The Dow Jones industrial average fell 33.73 points, or 0.25 percent, to end at 13,266.29. The Standard & Poor's 500 Index was down just 0.85 of a point, or 0.06 percent, at 1,474.77. The Nasdaq Composite Index was down 52.76 points, or 1.92 percent, at 2,696.00.

The Dow and S&P had been down 1 percent each and the Nasdaq down 3 percent during the session. The blue-chip Dow average at one point broke below its 200-day moving average, joining the S&P 500, which had a similar breakdown on Wednesday.

The Dow and S&P finished at their lowest since mid-September and have given back all of the ground gained since the first of the Federal Reserve's two interest-rate cuts this fall.

Shares of Cisco fell 9.5 percent to $29.63 and were the catalyst for the slide by other tech shares, analysts said.

The heaviest weight on the Nasdaq 100 was Apple, down 5.8 percent at $175.46, followed by Cisco.

The top-weighted decliner in the S&P 500 was Cisco.

Shares of International Business Machines Corp, the technology services company, were the biggest drag on the Dow.

IBM shares were down 4.5 percent at $106.11 on the New York Stock Exchange. Computer maker Hewlett-Packard Co, another Dow component, fell 3.7 percent to $49.94.

Gains in a handful of big technology companies, including Apple, had offset recent stock market losses, allowing the S&P to post a 1.5 percent gain last month and the Nasdaq to rise 5.8 percent.

Among Thursday's top gainers in the financial sector were shares of Morgan Stanley, which ended up 4.9 percent at $53.68. The investment bank said late on Wednesday it has suffered a $3.7 billion loss stemming from subprime mortgage exposure, which it expects will reduce fourth-quarter earnings by about $2.5 billion. Some analysts had projected a larger write-down.

But not all the financial stocks rebounded, with Citigroup being a prime example. Citigroup has fallen for eight straight sessions, its longest uninterrupted slide in more than six years and a slump that has chopped its value by 23 percent, or $48.5 billion.

Citigroup ended Thursday's session down 1.5 percent at $32.90 on the NYSE.
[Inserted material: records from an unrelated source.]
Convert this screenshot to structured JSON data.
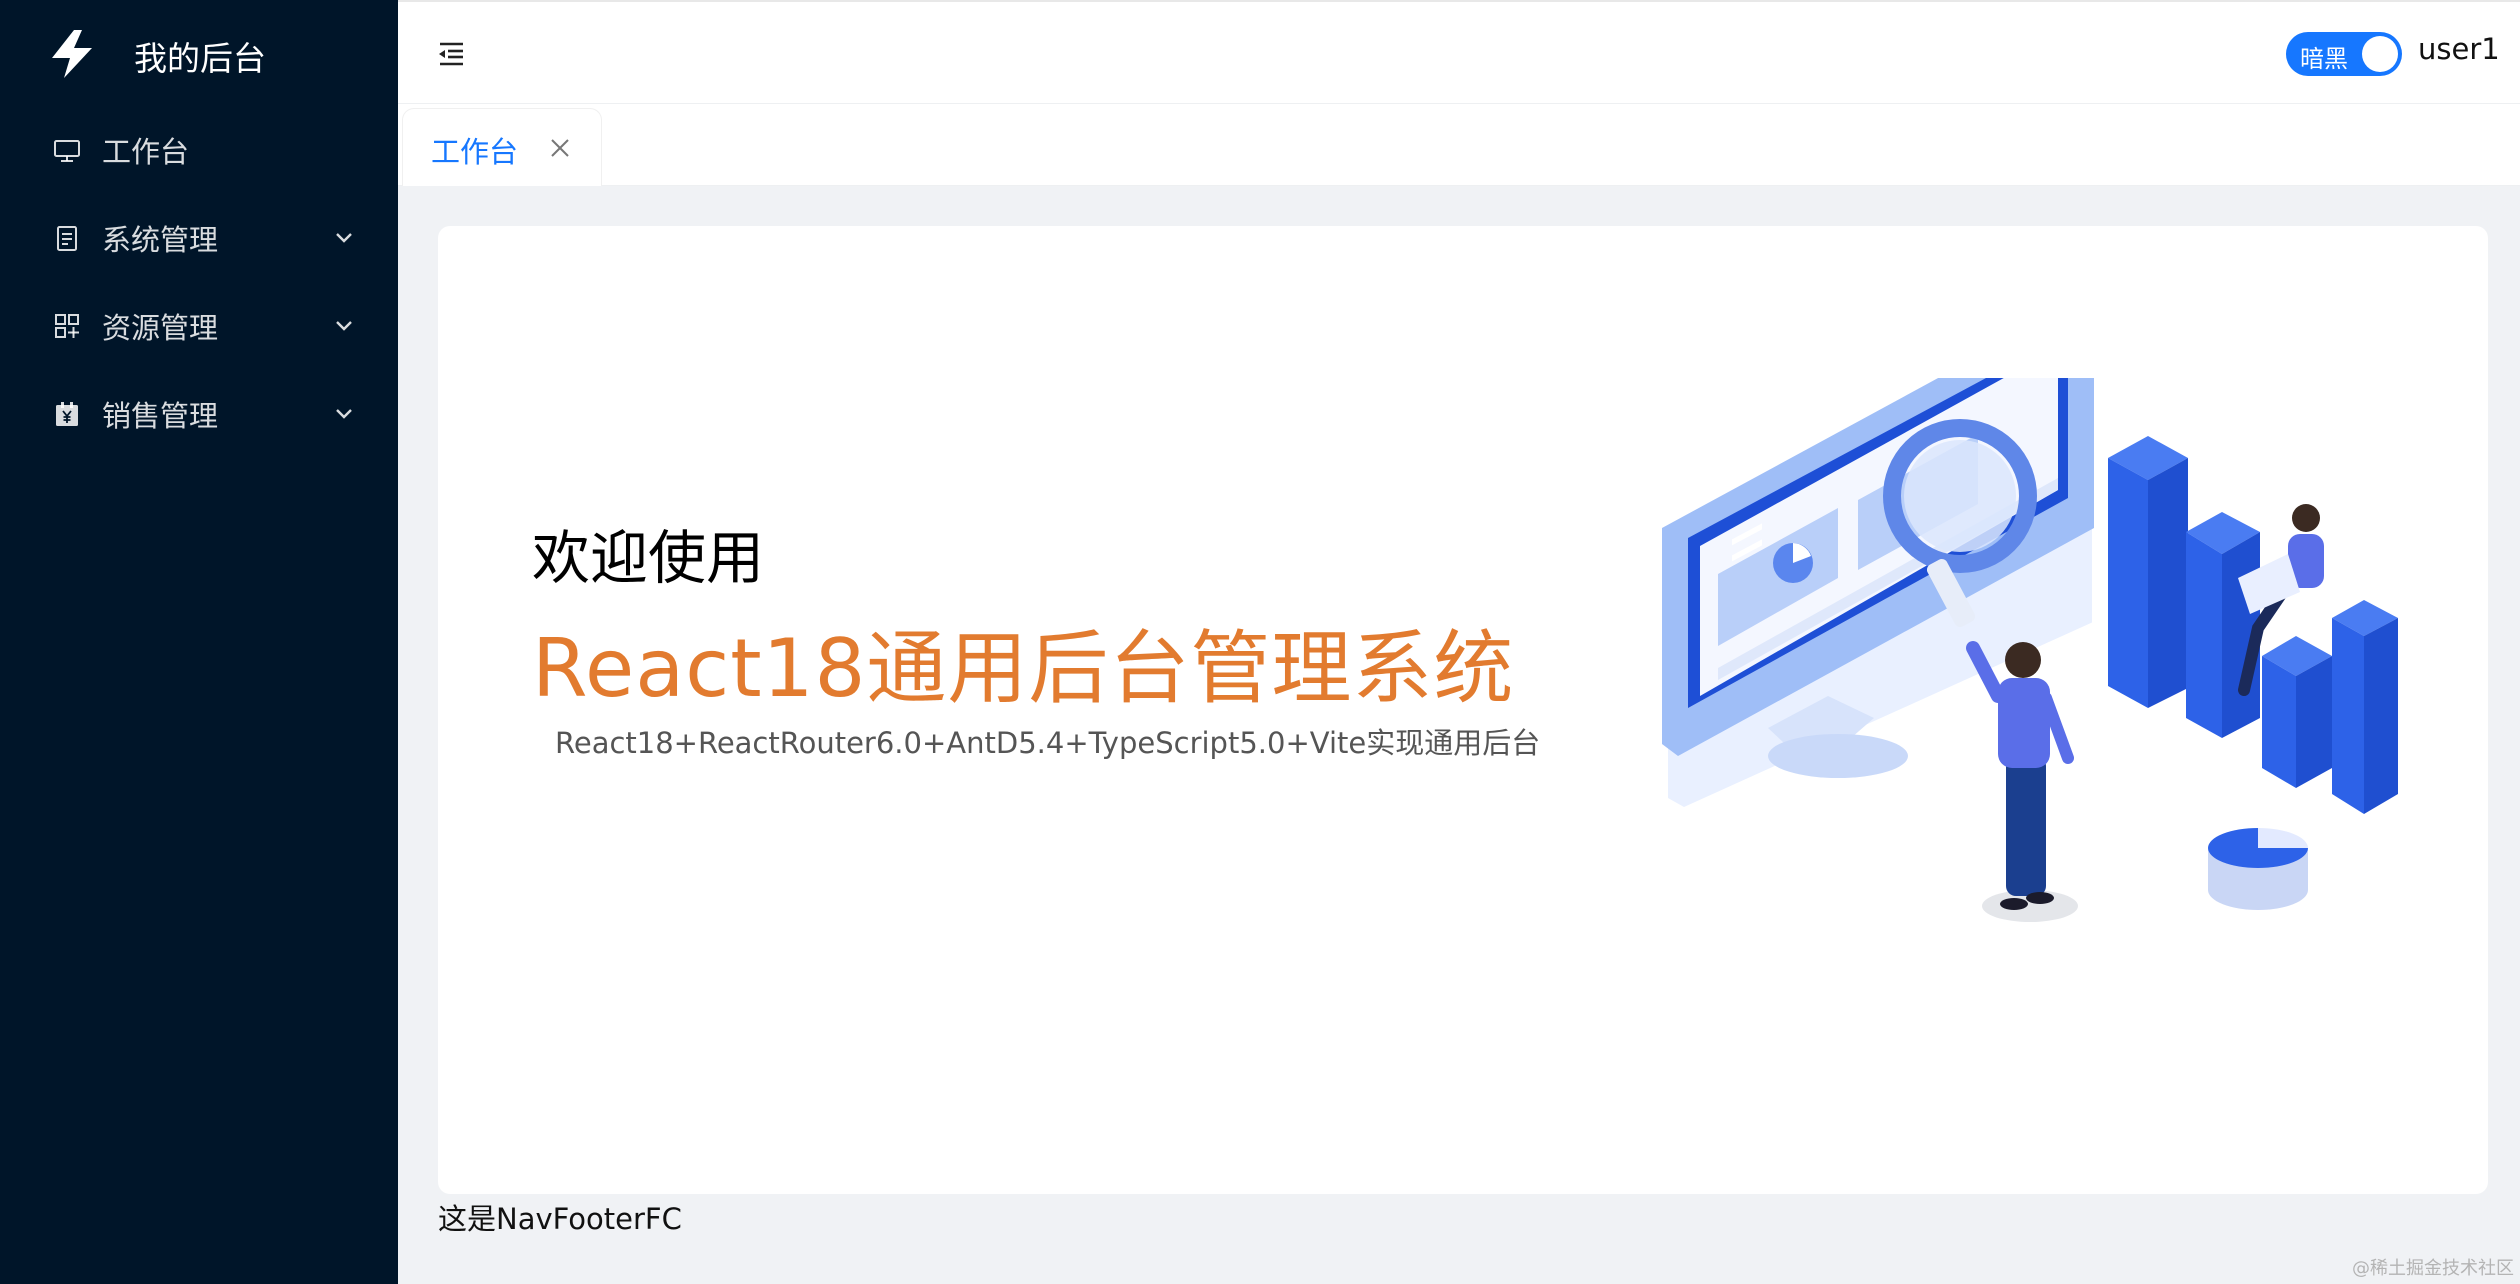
{
  "sidebar": {
    "logo_text": "我的后台",
    "logo_icon": "thunderbolt-icon",
    "items": [
      {
        "label": "工作台",
        "icon": "desktop-icon",
        "has_children": false
      },
      {
        "label": "系统管理",
        "icon": "file-icon",
        "has_children": true
      },
      {
        "label": "资源管理",
        "icon": "appstore-icon",
        "has_children": true
      },
      {
        "label": "销售管理",
        "icon": "yuan-calendar-icon",
        "has_children": true
      }
    ]
  },
  "header": {
    "collapse_icon": "menu-fold-icon",
    "theme_switch": {
      "label": "暗黑",
      "checked": true
    },
    "username": "user1"
  },
  "tabs": [
    {
      "label": "工作台",
      "active": true,
      "closable": true
    }
  ],
  "content": {
    "welcome": "欢迎使用",
    "title": "React18通用后台管理系统",
    "subtitle": "React18+ReactRouter6.0+AntD5.4+TypeScript5.0+Vite实现通用后台",
    "illustration": "data-analysis-illustration"
  },
  "footer": {
    "text": "这是NavFooterFC"
  },
  "watermark": "@稀土掘金技术社区",
  "colors": {
    "sider_bg": "#001529",
    "accent": "#1677ff",
    "title_orange": "#e27b2f",
    "content_bg": "#f0f2f5"
  }
}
Trading was above average on the New York Stock Exchange, with about 2.19 billion shares changing hands, above last year's estimated daily average of 1.84 billion. On Nasdaq, about 3.45 billion shares traded, far ahead of last year's daily average of 2.02 billion.

Declining stocks outnumbered advancing ones by a ratio of about 17 to 16 on the NYSE and by about 8 to 7 on Nasdaq.